Pour autant, le directeur de la DRSD estime que la France dispose d’un avantage : un « écosystème bouillonnant » d’ingénieurs et de jeunes entreprises travaillant sur les technologies de détection et de neutralisation.
Cette transformation du paysage industriel conduit la DRSD à intervenir beaucoup plus tôt auprès des jeunes entreprises innovantes. Le service cherche à sensibiliser rapidement les entrepreneurs aux enjeux de sécurité économique et de souveraineté. Selon le général, ces nouveaux acteurs sont généralement réceptifs aux recommandations des autorités lorsqu’ils prennent conscience de la sensibilité de leurs travaux.

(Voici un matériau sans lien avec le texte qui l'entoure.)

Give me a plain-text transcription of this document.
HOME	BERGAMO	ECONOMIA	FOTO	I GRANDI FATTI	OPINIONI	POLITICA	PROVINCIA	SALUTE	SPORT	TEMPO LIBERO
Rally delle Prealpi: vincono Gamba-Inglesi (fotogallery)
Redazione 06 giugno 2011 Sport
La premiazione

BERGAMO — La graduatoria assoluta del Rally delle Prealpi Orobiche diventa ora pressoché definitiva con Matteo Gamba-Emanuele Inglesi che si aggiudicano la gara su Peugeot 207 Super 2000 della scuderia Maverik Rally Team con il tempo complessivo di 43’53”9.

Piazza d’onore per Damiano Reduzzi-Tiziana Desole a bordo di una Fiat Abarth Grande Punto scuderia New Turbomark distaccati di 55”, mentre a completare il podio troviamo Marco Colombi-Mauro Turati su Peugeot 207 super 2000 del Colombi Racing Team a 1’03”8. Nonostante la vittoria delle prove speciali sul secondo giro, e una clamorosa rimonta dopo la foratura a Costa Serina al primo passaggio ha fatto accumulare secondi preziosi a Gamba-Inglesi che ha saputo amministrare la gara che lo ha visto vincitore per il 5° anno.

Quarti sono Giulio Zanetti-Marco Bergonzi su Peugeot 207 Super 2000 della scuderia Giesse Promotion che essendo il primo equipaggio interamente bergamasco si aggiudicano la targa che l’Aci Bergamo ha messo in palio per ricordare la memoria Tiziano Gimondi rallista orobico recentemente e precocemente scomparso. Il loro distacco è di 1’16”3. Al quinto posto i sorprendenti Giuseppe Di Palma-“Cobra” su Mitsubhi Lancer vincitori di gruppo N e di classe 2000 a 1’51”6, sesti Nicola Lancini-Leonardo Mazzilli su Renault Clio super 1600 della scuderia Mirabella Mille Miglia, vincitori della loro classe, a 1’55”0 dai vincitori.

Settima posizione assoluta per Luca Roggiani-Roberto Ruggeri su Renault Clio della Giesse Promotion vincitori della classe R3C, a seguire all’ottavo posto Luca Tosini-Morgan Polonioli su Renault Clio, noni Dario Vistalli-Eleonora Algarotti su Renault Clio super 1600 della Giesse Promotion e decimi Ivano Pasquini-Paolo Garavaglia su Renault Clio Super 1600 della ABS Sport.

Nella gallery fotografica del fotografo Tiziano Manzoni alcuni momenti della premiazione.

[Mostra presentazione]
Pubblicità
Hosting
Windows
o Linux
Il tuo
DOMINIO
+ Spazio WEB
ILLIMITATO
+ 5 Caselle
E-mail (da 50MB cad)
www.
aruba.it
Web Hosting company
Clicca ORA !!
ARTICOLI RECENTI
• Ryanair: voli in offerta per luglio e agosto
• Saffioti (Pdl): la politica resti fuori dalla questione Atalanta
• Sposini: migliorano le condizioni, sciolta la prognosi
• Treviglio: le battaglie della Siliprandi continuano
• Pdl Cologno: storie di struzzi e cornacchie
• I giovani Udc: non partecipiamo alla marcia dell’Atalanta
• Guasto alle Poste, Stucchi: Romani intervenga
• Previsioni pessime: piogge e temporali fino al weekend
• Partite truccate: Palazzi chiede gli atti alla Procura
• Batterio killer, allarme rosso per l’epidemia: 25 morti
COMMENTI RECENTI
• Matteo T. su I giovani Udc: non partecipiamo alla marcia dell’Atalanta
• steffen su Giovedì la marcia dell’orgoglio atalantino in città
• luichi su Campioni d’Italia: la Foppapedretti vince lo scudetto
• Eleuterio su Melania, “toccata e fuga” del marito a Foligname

Le directeur de la DRSD a également insisté sur la dimension informationnelle des menaces contemporaines. Les opérations de désinformation, selon lui, visent désormais autant les armées que les entreprises stratégiques françaises. Certaines campagnes cherchent à fragiliser la cohésion nationale en exploitant les fractures sociales ou politiques du pays. Sans désigner explicitement d’acteurs, il a évoqué des actions cherchant à alimenter les tensions autour de symboles ou d’événements médiatiques afin d’accentuer les phénomènes de radicalisation et de défiance.
La compétition économique internationale constitue un autre front majeur. Interrogé sur les risques d’ingérences étrangères, notamment américaines ou chinoises, le général Bonnemaison a répondu avec prudence diplomatique, tout en reconnaissant une intensification globale des rivalités. « Les États n’ont pas d’amis, ils n’ont que des intérêts », a-t-il rappelé en citant le général de Gaulle. Selon lui, les technologies françaises sont aujourd’hui « extrêmement convoitées », qu’il s’agisse d’investissements capitalistiques, d’acquisitions d’entreprises ou de captation de savoir-faire.
Le directeur de la DRSD a confirmé que le service suivait également certaines implantations étrangères à proximité de sites militaires sensibles, notamment des acquisitions foncières pouvant susciter des interrogations. Il a cependant rappelé que ces dossiers relevaient ensuite du traitement judiciaire et interministériel.
Au-delà des menaces sophistiquées, le général a insisté sur un facteur beaucoup plus banal : la négligence humaine. Selon lui, une grande partie des compromissions observées proviennent encore de comportements imprudents. Ordinateurs laissés sans surveillance, matériels volés dans des véhicules ou absence de précautions élémentaires demeurent des vulnérabilités majeures.
Le patron de la DRSD a ainsi plaidé pour une culture collective de sécurité, dépassant le seul cadre des services de renseignement. « Notre sécurité est une sécurité collective », a-t-il conclu, estimant que la vigilance devait désormais irriguer l’ensemble de la société de défense française.